Despite the apparent contradiction in putting someone with mobility difficulties on the back of a horse, she explained how the therapy really benefits individuals like Dyfan.

"The physiotherapist uses the movement of the horse, putting the rider in different positions on the horse, aiming to create new movement patterns in the rider which are much more normal," she said.

Helen Wynne

He's got the confidence to try things - running and jumping

Helen Wynne, Dyfan's mother

"When he finished his hippotherapy treatment it was decided that he would move onto vaulting.

"The main thing that vaulting could target for him is improving his balance and coordination and that was going to be the best way to work at his walking.

"He's just gone from strength to strength."

Dyfan's condition is so rare that there are only five people in the world known to have it.

His parents said they have had to become experts themselves, as the medical profession knows so little about it.

Rosettes

However, with the help of hippotherapy and the vaulting, they believe Dyfan now has a much better quality of life.

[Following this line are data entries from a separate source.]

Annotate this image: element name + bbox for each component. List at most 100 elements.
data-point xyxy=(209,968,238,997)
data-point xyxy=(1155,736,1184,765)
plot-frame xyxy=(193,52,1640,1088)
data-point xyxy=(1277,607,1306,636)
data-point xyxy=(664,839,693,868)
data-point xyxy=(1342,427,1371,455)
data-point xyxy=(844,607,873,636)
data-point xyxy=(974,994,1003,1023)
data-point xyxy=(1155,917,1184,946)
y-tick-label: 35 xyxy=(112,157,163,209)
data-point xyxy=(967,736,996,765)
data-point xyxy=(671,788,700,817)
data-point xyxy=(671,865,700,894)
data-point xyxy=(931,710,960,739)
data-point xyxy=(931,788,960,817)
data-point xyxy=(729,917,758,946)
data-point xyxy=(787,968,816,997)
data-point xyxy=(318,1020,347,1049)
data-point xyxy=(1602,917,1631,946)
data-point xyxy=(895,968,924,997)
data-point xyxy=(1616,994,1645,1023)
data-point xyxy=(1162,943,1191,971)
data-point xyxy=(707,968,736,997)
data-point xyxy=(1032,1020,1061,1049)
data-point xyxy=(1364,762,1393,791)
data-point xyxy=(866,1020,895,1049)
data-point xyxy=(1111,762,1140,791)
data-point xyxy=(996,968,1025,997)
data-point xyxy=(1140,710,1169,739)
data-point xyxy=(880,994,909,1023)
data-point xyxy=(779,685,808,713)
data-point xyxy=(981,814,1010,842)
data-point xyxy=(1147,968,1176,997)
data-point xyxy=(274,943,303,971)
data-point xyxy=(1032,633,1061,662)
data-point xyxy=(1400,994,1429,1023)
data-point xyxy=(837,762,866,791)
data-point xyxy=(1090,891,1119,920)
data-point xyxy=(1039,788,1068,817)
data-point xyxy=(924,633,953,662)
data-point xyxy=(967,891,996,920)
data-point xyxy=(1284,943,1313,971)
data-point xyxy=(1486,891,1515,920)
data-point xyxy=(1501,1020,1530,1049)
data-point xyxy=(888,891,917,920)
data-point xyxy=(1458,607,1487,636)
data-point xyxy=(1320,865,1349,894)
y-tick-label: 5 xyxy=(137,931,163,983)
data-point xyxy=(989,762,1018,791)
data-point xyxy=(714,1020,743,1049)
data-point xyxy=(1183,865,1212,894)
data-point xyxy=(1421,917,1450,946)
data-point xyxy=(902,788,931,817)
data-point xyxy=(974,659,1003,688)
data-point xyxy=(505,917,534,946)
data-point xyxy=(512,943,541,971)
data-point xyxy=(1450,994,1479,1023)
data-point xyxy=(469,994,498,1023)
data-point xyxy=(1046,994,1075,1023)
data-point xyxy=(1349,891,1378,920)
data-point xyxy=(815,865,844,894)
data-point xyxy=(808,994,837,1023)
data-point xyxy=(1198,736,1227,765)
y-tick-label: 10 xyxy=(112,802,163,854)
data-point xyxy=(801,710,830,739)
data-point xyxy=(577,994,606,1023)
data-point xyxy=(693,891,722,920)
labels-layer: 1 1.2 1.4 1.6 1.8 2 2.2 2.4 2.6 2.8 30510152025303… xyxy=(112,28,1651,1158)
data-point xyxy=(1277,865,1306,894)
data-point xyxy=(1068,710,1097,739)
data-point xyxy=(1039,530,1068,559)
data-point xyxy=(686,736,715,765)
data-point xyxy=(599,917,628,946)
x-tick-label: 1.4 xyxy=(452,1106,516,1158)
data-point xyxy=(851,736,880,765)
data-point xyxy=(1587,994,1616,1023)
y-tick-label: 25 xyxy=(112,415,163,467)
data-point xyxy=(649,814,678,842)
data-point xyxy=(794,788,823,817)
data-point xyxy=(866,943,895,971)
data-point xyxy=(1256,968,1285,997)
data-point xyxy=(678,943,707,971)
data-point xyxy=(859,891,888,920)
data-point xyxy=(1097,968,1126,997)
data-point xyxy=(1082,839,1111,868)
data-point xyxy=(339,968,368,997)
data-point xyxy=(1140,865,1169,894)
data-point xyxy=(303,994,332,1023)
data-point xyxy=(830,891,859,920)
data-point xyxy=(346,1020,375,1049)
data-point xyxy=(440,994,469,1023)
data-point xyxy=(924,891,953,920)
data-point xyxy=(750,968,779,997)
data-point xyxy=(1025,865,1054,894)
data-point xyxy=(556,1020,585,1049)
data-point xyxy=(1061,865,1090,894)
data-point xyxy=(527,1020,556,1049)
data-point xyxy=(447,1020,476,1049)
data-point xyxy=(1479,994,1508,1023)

"It's just given him full mobility, when he had nothing before. He's got co-ordination. He's got the confidence to try things - running and jumping," said mother, Helen.

"He does competitions, he's got lots of rosettes that he's very proud off.

"Hopefully he'll do riding - even dressage, it doesn't stop here, it can continue to whatever he wants to do."

His father Dean, added: "I didn't think he'd be able to do it at all to be honest with you. I thought 'he can't even walk - how is he going to be able to ride a horse?'. He really proved us wrong there.

"When he turns round on the horse and waves at you and shouts 'Daddy - I'm doing it - I'm doing it', it just pulls at your heart."